UK ministers urged to act over oil situation
Scottish First Minister Nicola Sturgeon has told the UK government to "get its act together" on backing the oil and gas industry, amid falling prices.
Her comments came as Holyrood ministers outlined a series of measures they said must be taken to support the sector.
The UK government said action was being taken after oil prices dropped by more than half over the past six months.
The SNP's opponents said Scotland had dodged a bullet, given its focus on the oil wealth of an independent Scotland.

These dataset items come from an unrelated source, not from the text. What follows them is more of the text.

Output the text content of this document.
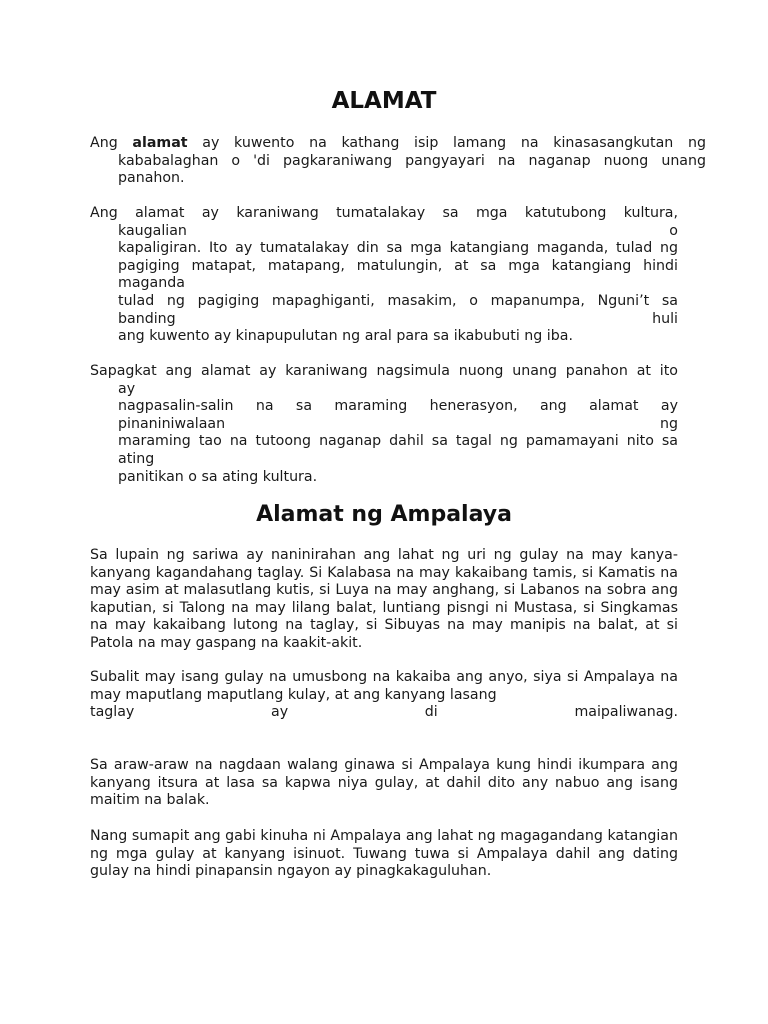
ALAMAT

Ang alamat ay kuwento na kathang isip lamang na kinasasangkutan ng kababalaghan o 'di pagkaraniwang pangyayari na naganap nuong unang panahon.

Ang alamat ay karaniwang tumatalakay sa mga katutubong kultura,
kaugalian o
kapaligiran. Ito ay tumatalakay din sa mga katangiang maganda, tulad ng
pagiging matapat, matapang, matulungin, at sa mga katangiang hindi
maganda
tulad ng pagiging mapaghiganti, masakim, o mapanumpa, Nguni’t sa
banding huli
ang kuwento ay kinapupulutan ng aral para sa ikabubuti ng iba.

Sapagkat ang alamat ay karaniwang nagsimula nuong unang panahon at ito
ay
nagpasalin-salin na sa maraming henerasyon, ang alamat ay
pinaniniwalaan ng
maraming tao na tutoong naganap dahil sa tagal ng pamamayani nito sa
ating
panitikan o sa ating kultura.

Alamat ng Ampalaya

Sa lupain ng sariwa ay naninirahan ang lahat ng uri ng gulay na may kanya-kanyang kagandahang taglay. Si Kalabasa na may kakaibang tamis, si Kamatis na may asim at malasutlang kutis, si Luya na may anghang, si Labanos na sobra ang kaputian, si Talong na may lilang balat, luntiang pisngi ni Mustasa, si Singkamas na may kakaibang lutong na taglay, si Sibuyas na may manipis na balat, at si Patola na may gaspang na kaakit-akit.

Subalit may isang gulay na umusbong na kakaiba ang anyo, siya si Ampalaya na may maputlang maputlang kulay, at ang kanyang lasang
taglay ay di maipaliwanag.

Sa araw-araw na nagdaan walang ginawa si Ampalaya kung hindi ikumpara ang kanyang itsura at lasa sa kapwa niya gulay, at dahil dito any nabuo ang isang maitim na balak.

Nang sumapit ang gabi kinuha ni Ampalaya ang lahat ng magagandang katangian ng mga gulay at kanyang isinuot. Tuwang tuwa si Ampalaya dahil ang dating gulay na hindi pinapansin ngayon ay pinagkakaguluhan.
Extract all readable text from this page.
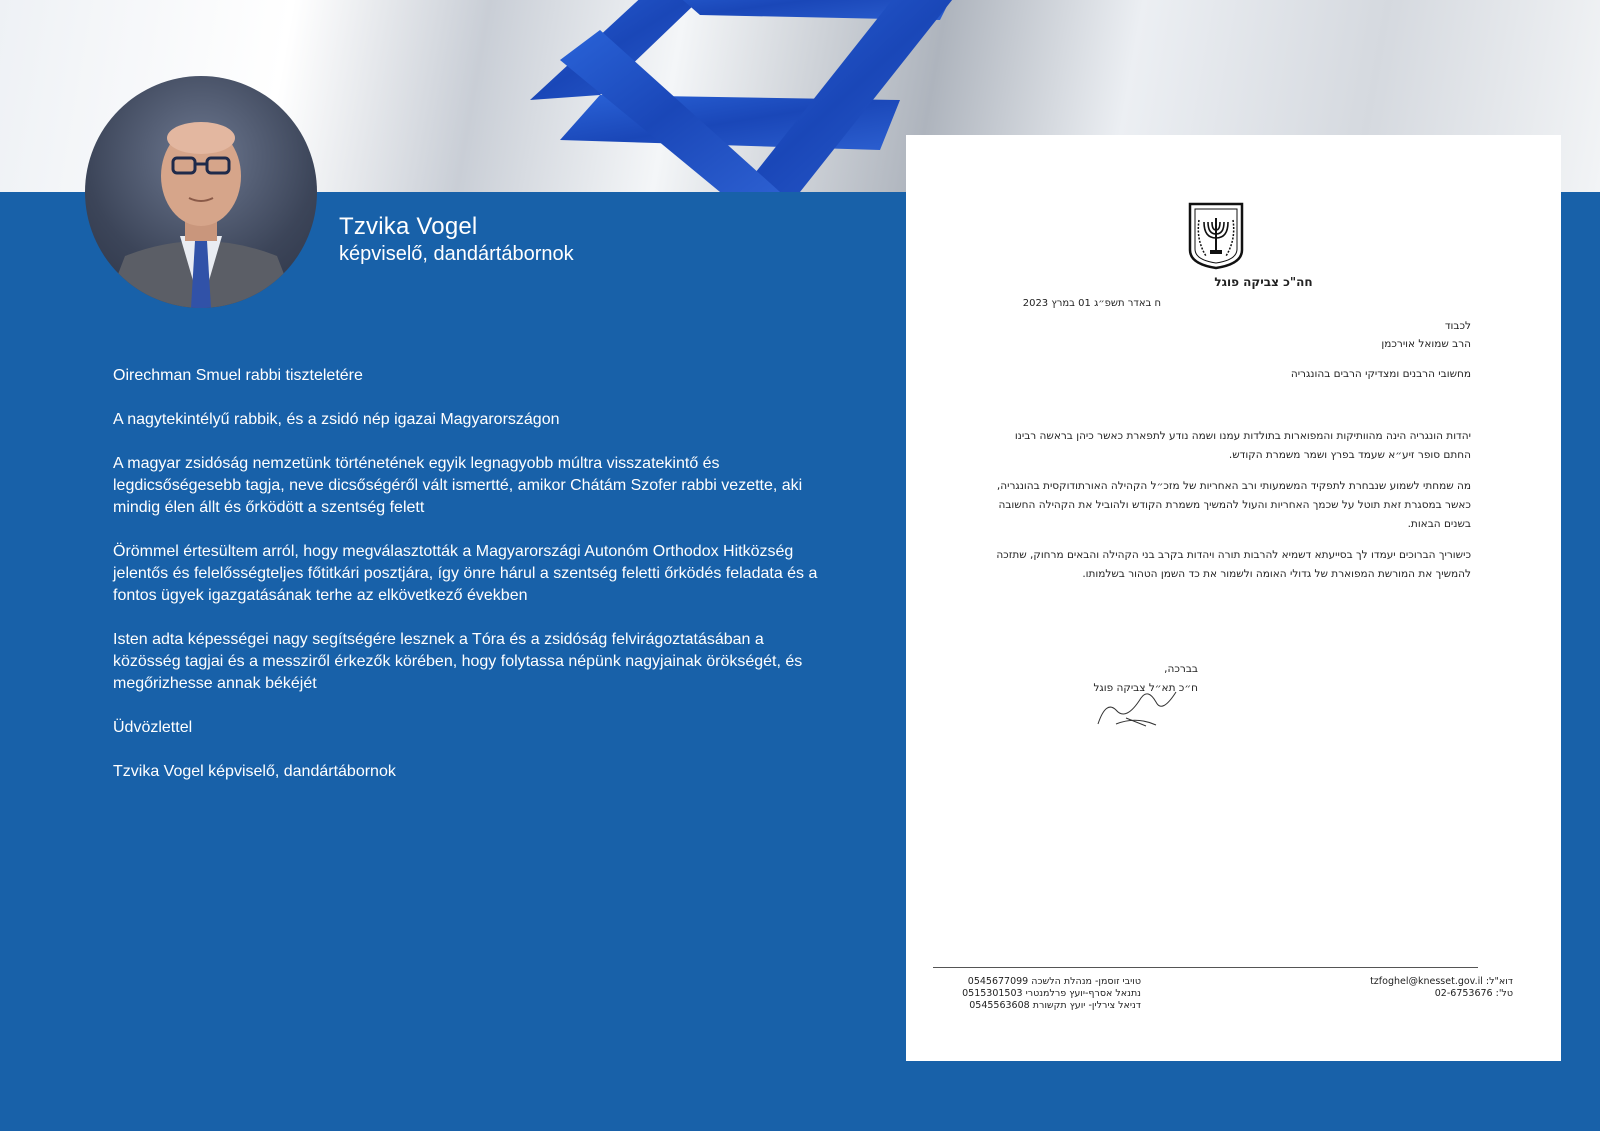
Tzvika Vogel
képviselő, dandártábornok

Oirechman Smuel rabbi tiszteletére

A nagytekintélyű rabbik, és a zsidó nép igazai Magyarországon

A magyar zsidóság nemzetünk történetének egyik legnagyobb múltra visszatekintő és legdicsőségesebb tagja, neve dicsőségéről vált ismertté, amikor Chátám Szofer rabbi vezette, aki mindig élen állt és őrködött a szentség felett

Örömmel értesültem arról, hogy megválasztották a Magyarországi Autonóm Orthodox Hitközség jelentős és felelősségteljes főtitkári posztjára, így önre hárul a szentség feletti őrködés feladata és a fontos ügyek igazgatásának terhe az elkövetkező években

Isten adta képességei nagy segítségére lesznek a Tóra és a zsidóság felvirágoztatásában a közösség tagjai és a messziről érkezők körében, hogy folytassa népünk nagyjainak örökségét, és megőrizhesse annak békéjét

Üdvözlettel

Tzvika Vogel képviselő, dandártábornok

חה"כ צביקה פוגל
ח באדר תשפ״ג 01 במרץ 2023
לכבוד
הרב שמואל אוירכמן
מחשובי הרבנים ומצדיקי הרבים בהונגריה

יהדות הונגריה הינה מהוותיקות והמפוארות בתולדות עמנו ושמה נודע לתפארת כאשר כיהן בראשה רבינו החתם סופר זיע״א שעמד בפרץ ושמר משמרת הקודש.

מה שמחתי לשמוע שנבחרת לתפקיד המשמעותי ורב האחריות של מזכ״ל הקהילה האורתודוקסית בהונגריה, כאשר במסגרת זאת תוטל על שכמך האחריות והעול להמשיך משמרת הקודש ולהוביל את הקהילה החשובה בשנים הבאות.

כישוריך הברוכים יעמדו לך בסייעתא דשמיא להרבות תורה ויהדות בקרב בני הקהילה והבאים מרחוק, שתזכה להמשיך את המורשת המפוארת של גדולי האומה ולשמור את כד השמן הטהור בשלמותו.

בברכה,
ח״כ תא״ל צביקה פוגל
טויבי זוסמן- מנהלת הלשכה 0545677099
נתנאל אסרף-יועץ פרלמנטרי 0515301503
דניאל צירלין- יועץ תקשורת 0545563608
דוא"ל: tzfoghel@knesset.gov.il
טל': 02-6753676
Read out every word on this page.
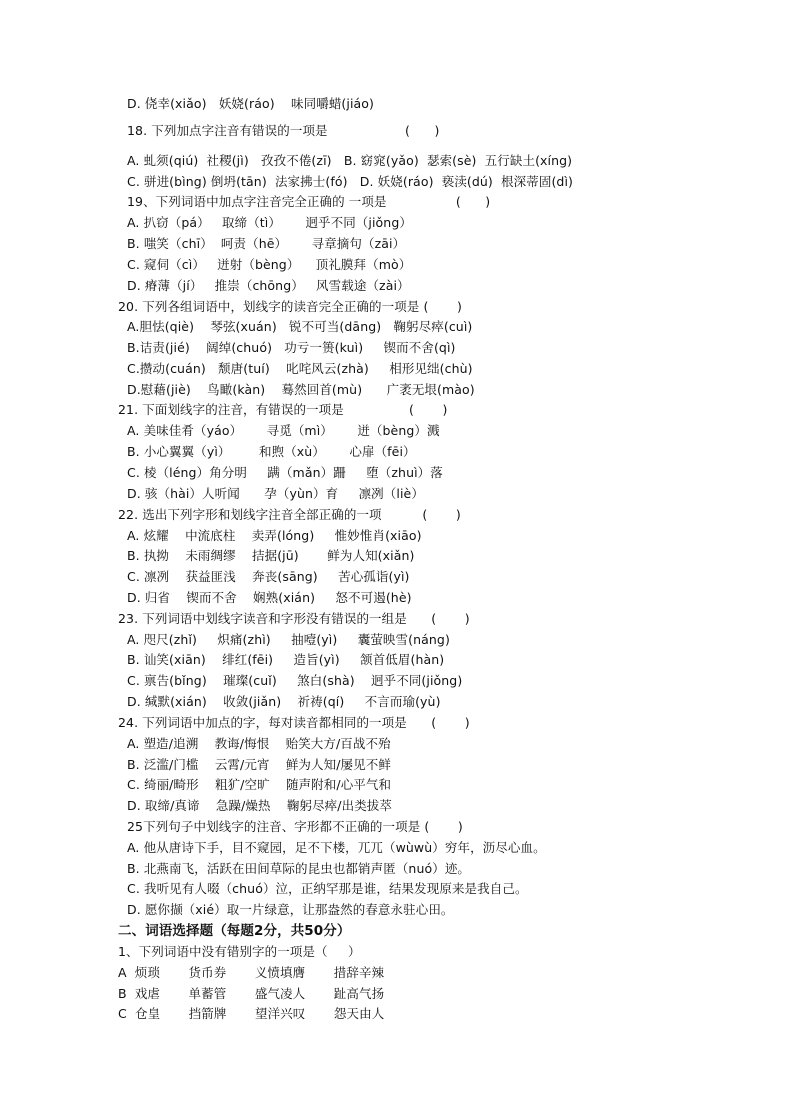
D. 侥幸(xiǎo)   妖娆(ráo)    味同嚼蜡(jiáo)
18. 下列加点字注音有错误的一项是                   (      )
A. 虬须(qiú)  社稷(jì)   孜孜不倦(zī)   B. 窈窕(yǎo)  瑟索(sè)  五行缺土(xíng)
C. 骈进(bìng) 倒坍(tān)  法家拂士(fó)   D. 妖娆(ráo)  亵渎(dú)  根深蒂固(dì)
19、下列词语中加点字注音完全正确的 一项是                 (      )
A. 扒窃（pá）   取缔（tì）      迥乎不同（jiǒng）
B. 嗤笑（chī）  呵责（hē）      寻章摘句（zāi）
C. 窥伺（cì）   迸射（bèng）    顶礼膜拜（mò）
D. 瘠薄（jí）   推崇（chōng）   风雪载途（zài）
20. 下列各组词语中，划线字的读音完全正确的一项是 (       )
A.胆怯(qiè)    琴弦(xuán)   锐不可当(dāng)   鞠躬尽瘁(cuì)
B.诘责(jié)    阔绰(chuó)   功亏一篑(kuì)     锲而不舍(qì)
C.攒动(cuán)   颓唐(tuí)    叱咤风云(zhà)     相形见绌(chù)
D.慰藉(jiè)    鸟瞰(kàn)    蓦然回首(mù)      广袤无垠(mào)
21. 下面划线字的注音，有错误的一项是                (       )
A. 美味佳肴（yáo）      寻觅（mì）      迸（bèng）溅
B. 小心翼翼（yì）       和煦（xù）      心扉（fēi）
C. 棱（léng）角分明     蹒（mǎn）跚     堕（zhuì）落
D. 骇（hài）人听闻      孕（yùn）育     凛冽（liè）
22. 选出下列字形和划线字注音全部正确的一项          (       )
A. 炫耀    中流底柱    卖弄(lóng)     惟妙惟肖(xiāo)
B. 执拗    未雨绸缪    拮据(jū)       鲜为人知(xiǎn)
C. 凛冽    获益匪浅    奔丧(sāng)     苦心孤诣(yì)
D. 归省    锲而不舍    娴熟(xián)     怒不可遏(hè)
23. 下列词语中划线字读音和字形没有错误的一组是      (       )
A. 咫尺(zhǐ)     炽痛(zhì)     抽噎(yì)     囊萤映雪(náng)
B. 讪笑(xiān)    绯红(fēi)     造旨(yì)     颔首低眉(hàn)
C. 禀告(bǐng)    璀璨(cuǐ)     煞白(shà)    迥乎不同(jiǒng)
D. 缄默(xián)    收敛(jiǎn)    祈祷(qí)     不言而瑜(yù)
24. 下列词语中加点的字，每对读音都相同的一项是      (       )
A. 塑造/追溯    教诲/悔恨    贻笑大方/百战不殆
B. 泛滥/门槛    云霄/元宵    鲜为人知/屡见不鲜
C. 绮丽/畸形    粗犷/空旷    随声附和/心平气和
D. 取缔/真谛    急躁/燥热    鞠躬尽瘁/出类拔萃
25下列句子中划线字的注音、字形都不正确的一项是 (       )
A. 他从唐诗下手，目不窥园，足不下楼，兀兀（wùwù）穷年，沥尽心血。
B. 北燕南飞，活跃在田间草际的昆虫也都销声匿（nuó）迹。
C. 我听见有人啜（chuó）泣，正纳罕那是谁，结果发现原来是我自己。
D. 愿你撷（xié）取一片绿意，让那盎然的春意永驻心田。
二、词语选择题（每题2分，共50分）
1、下列词语中没有错别字的一项是（     ）
A  烦琐       货币券       义愤填膺       措辞辛辣
B  戏虐       单蓄管       盛气凌人       趾高气扬
C  仓皇       挡箭牌       望洋兴叹       怨天由人
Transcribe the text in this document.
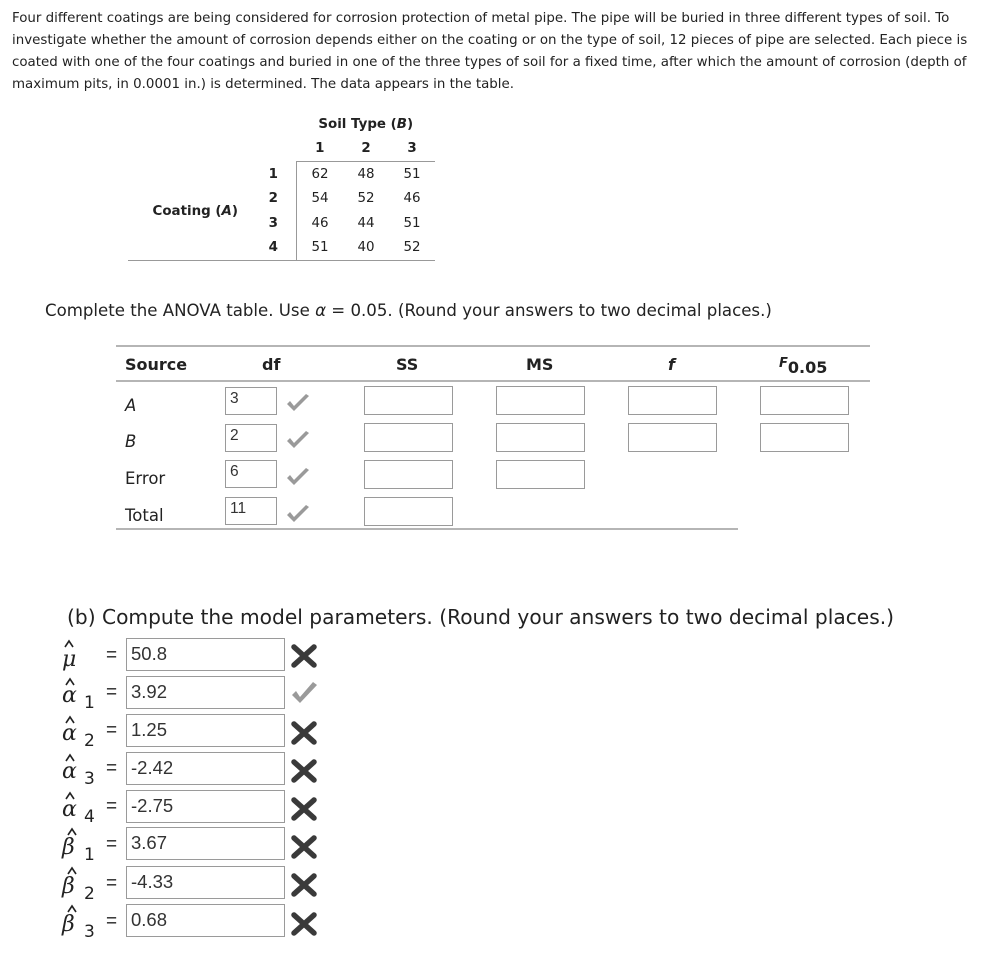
Four different coatings are being considered for corrosion protection of metal pipe. The pipe will be buried in three different types of soil. To investigate whether the amount of corrosion depends either on the coating or on the type of soil, 12 pieces of pipe are selected. Each piece is coated with one of the four coatings and buried in one of the three types of soil for a fixed time, after which the amount of corrosion (depth of maximum pits, in 0.0001 in.) is determined. The data appears in the table.
		Soil Type (B)		
		1	2	3
	1	62	48	51
Coating (A)	2	54	52	46
	3	46	44	51
	4	51	40	52
Complete the ANOVA table. Use α = 0.05. (Round your answers to two decimal places.)
Source	df	SS	MS	f	F0.05
A	3
B	2
Error	6
Total	11
(b) Compute the model parameters. (Round your answers to two decimal places.)
μ = 50.8
α 1 = 3.92
α 2 = 1.25
α 3 = -2.42
α 4 = -2.75
β 1 = 3.67
β 2 = -4.33
β 3 = 0.68
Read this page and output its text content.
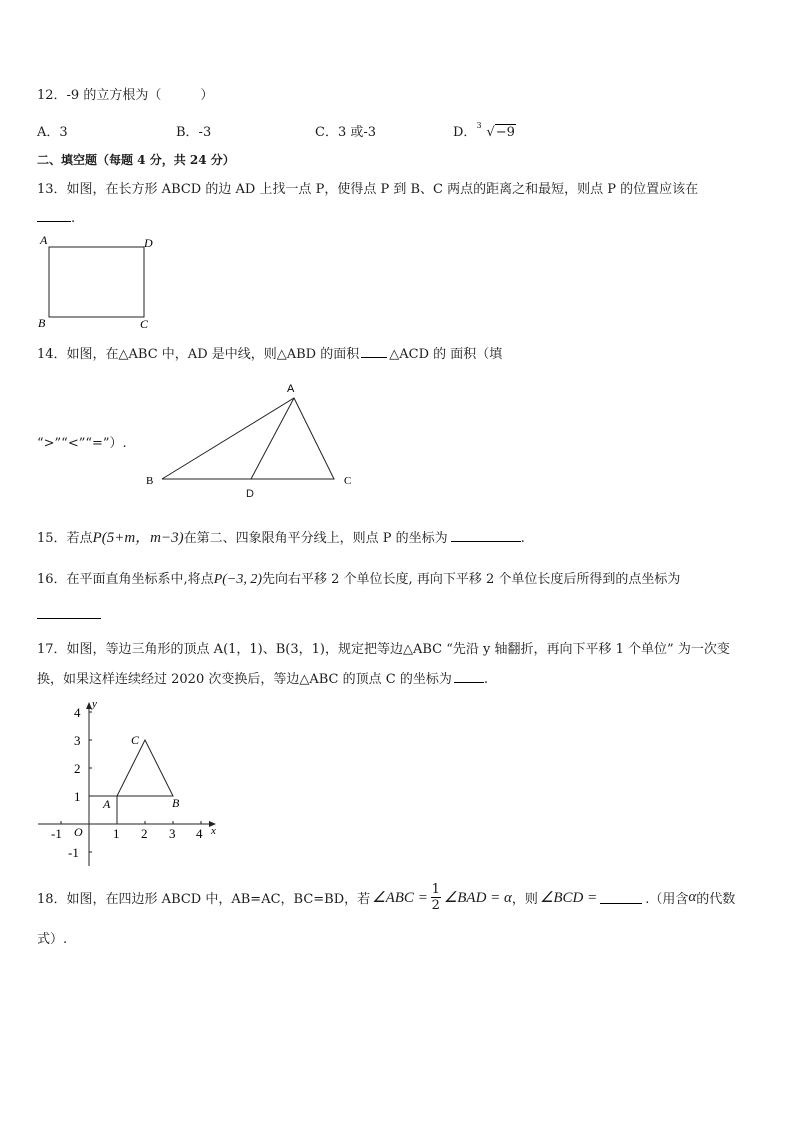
12．-9 的立方根为（　　　）
A．3	B．-3	C．3 或-3	D． 3 √−9
二、填空题（每题 4 分，共 24 分）
13．如图，在长方形 ABCD 的边 AD 上找一点 P，使得点 P 到 B、C 两点的距离之和最短，则点 P 的位置应该在
.
A	D
B	C
14．如图，在△ABC 中，AD 是中线，则△ABD 的面积 △ACD 的 面积（填
“>”“<”“=”）.
A
B	C
D
15．若点P(5+m，m−3)在第二、四象限角平分线上，则点 P 的坐标为	.
16．在平面直角坐标系中,将点P(−3, 2)先向右平移 2 个单位长度, 再向下平移 2 个单位长度后所得到的点坐标为
17．如图，等边三角形的顶点 A(1，1)、B(3，1)，规定把等边△ABC “先沿 y 轴翻折，再向下平移 1 个单位” 为一次变
换，如果这样连续经过 2020 次变换后，等边△ABC 的顶点 C 的坐标为 .
-1	1 2 3 4
4
3
2
1
-1
O	x
y
A	B
C
18．如图，在四边形 ABCD 中，AB=AC，BC=BD，若 ∠ABC =
1
2 ∠BAD = α ，则 ∠BCD =	.（用含 α 的代数
式）.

The day after the price of Brent crude oil fell below $50 a barrel for the first time since May 2009, Scottish ministers called on the UK government, which is largely responsible for energy policy, to introduce in its March budget:
- An investment allowance for oil and gas fields which cost more to develop, potentially boosting investment by between £20bn and £37bn.
- A timetable to reverse an increase in the supplementary charge on oil and gas production implemented in 2011
- A tax credit to help increase oil and gas exploration and production.
Speaking during first minister's questions, Ms Sturgeon said: "I will do everything on the part of the Scottish government to support the industry - the Scottish government cabinet will meet in Aberdeen next month - but the UK government has to get its act together, stop talking about supporting the industry and actually start to do it."
Meanwhile, Scottish Secretary Alistair Carmichael, who was meeting industry representatives, said the UK government unveiled a series of allowances and tax reliefs to help the industry in the Autumn Statement and was taking action now to support the sector.
"I, and my colleagues, will be listening closely to what the industry has to say and having a full exploration of the additional options available to us to help secure jobs and the future of this key sector," he said.
By Douglas Fraser, BBC economy editor
The North Sea itself looks particularly vulnerable in this downturn.
It has weathered sharp changes before. But the industry is now at a turning point.
Mature fields are depleting and the remaining oil and gas is getting more expensive to extract.
New fields offer new and expensive challenges - in deep water, or requiring new technologies to handle difficult geology, high pressure and high temperatures.
And while Britain is still among the world's top 30 producers, it's now seen as one of the more expensive places to operate, given a black mark by the industry for three unexpected tax hikes in the past 15 years.
With a sharp decline in exploratory drilling, higher costs and poor recent results when it's tried, the replacement rate of reserves also looks downbeat.
Scottish Labour said Scotland was facing its biggest jobs threat since the closure of the Ravenscraig steel works, saying 15,750 Scottish oil posts were at risk.
"This is too important for the UK and Scottish governments to score political points by playing pass the parcel," said Jackie Baillie, the party's economy spokeswoman.
Meanwhile, opposition parties seized on UK government figures claiming Scotland could have been facing an £18.6bn shortfall, had the country become independent in September's referendum.
The Scottish government's White Paper blueprint on independence forecast the amount of oil revenues Scotland could receive on a projected value of 110 US dollars, or £72, a barrel.
Scottish Conservative leader Ruth Davidson said the referendum outcome was "a bullet dodged", adding: "The best approach for both the industry and the country is for us all to work together on a UK-wide basis."
Green MSP Patrick Harvie said the Scottish government had "failed to acknowledge the vulnerability of a Scottish economy over-exposed to the carbon bubble".
Elsewhere, the Scottish and UK governments both urged energy companies to cut heating bills as a result of the low oil price.